À l’occasion des élections législatives partielles dans la 5ᵉ circonscription des Français de l’étranger, lepetitjournal.com donne la parole à Johan Chermette-Wagner, candidat Place publique. Entre engagement européen, défense des services publics à l’étranger et volonté de proposer une alternative face à la montée des extrêmes, il revient sur son parcours, ses priorités et son message aux électeurs. Rencontre.


Pourquoi avez-vous souhaité vous présenter à cette élection partielle ?
Je vois depuis plusieurs années mon pays se diviser, se replier, se résigner. Les effets de la politique menée par Emmanuel Macron depuis 2017 ont creusé les inégalités entre les plus riches et les plus pauvres, atteignant le niveau de la fin des années 1970 (!), en parallèle d’une forte augmentation de la pauvreté. Sa politique a des répercussions sur notre éducation, nos bourses scolaires, nos services consulaires, en plus de conduire des milliers de nos concitoyens à choisir un vote de protestation les tournant vers une extrême-droite qui ne fait qu’attiser les peurs. Je ne peux m’y résigner.
La dissolution provoquée par Emmanuel Macron en juin 2024 m’a conduit, par conviction autant que par inquiétude, à organiser une protestation pacifique contre la montée de l’extrême-droite devant le Consulat général de notre pays. Fondateur de Place publique Péninsule Ibérique, je suis fier de porter des valeurs humanistes, européennes, écologistes, qui sont celles de Place publique et de sa co-présidence.
Me présenter devant les Françaises et les Français de la circonscription a été une évidence pour moi. Entre austérité et radicalisme, je reste convaincu que Place Publique est une alternative crédible d'apaisement et de rassemblement qui peut contribuer à un renouveau démocratique. Nous avons besoin d’une force politique ouverte au dialogue, qui ne recule pas devant ses convictions, mais sait entendre celles des autres. Je suis fier de pouvoir incarner ce nouvel horizon pour notre pays, et notre circonscription.
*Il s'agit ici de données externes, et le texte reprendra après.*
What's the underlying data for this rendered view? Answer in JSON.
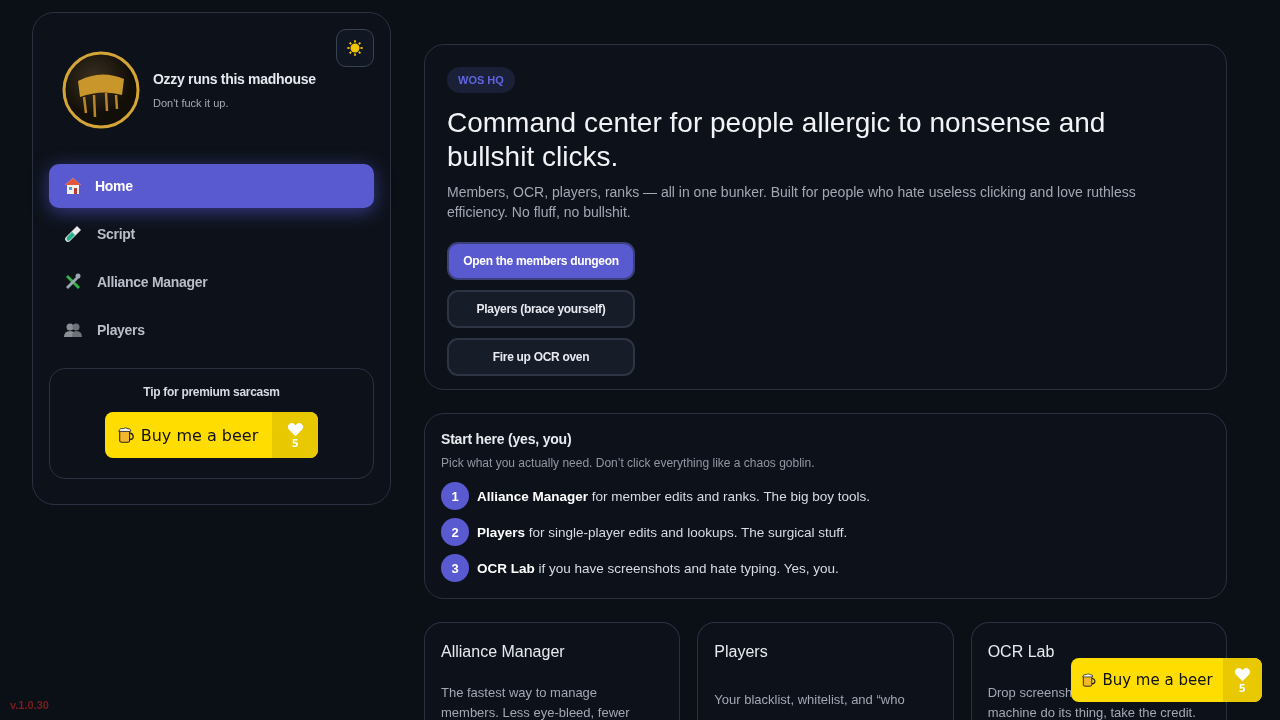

Quel est votre lien personnel ou professionnel avec la 5ᵉ circonscription des Français de l’étranger ?
Je suis originaire de Thuir, un village à quelques kilomètres de Perpignan. Ma famille a des origines franco-espagnoles, alsaciennes et lyonnaises. Ma grand-mère maternelle, qui a fui la guerre civile espagnole pour se réfugier en France, est l’une des personnes ayant façonné ce rapport à la France et l’Espagne, et donc à cette circonscription. Mon histoire familiale a construit mon rapport à la démocratie, à la paix et à l’Europe.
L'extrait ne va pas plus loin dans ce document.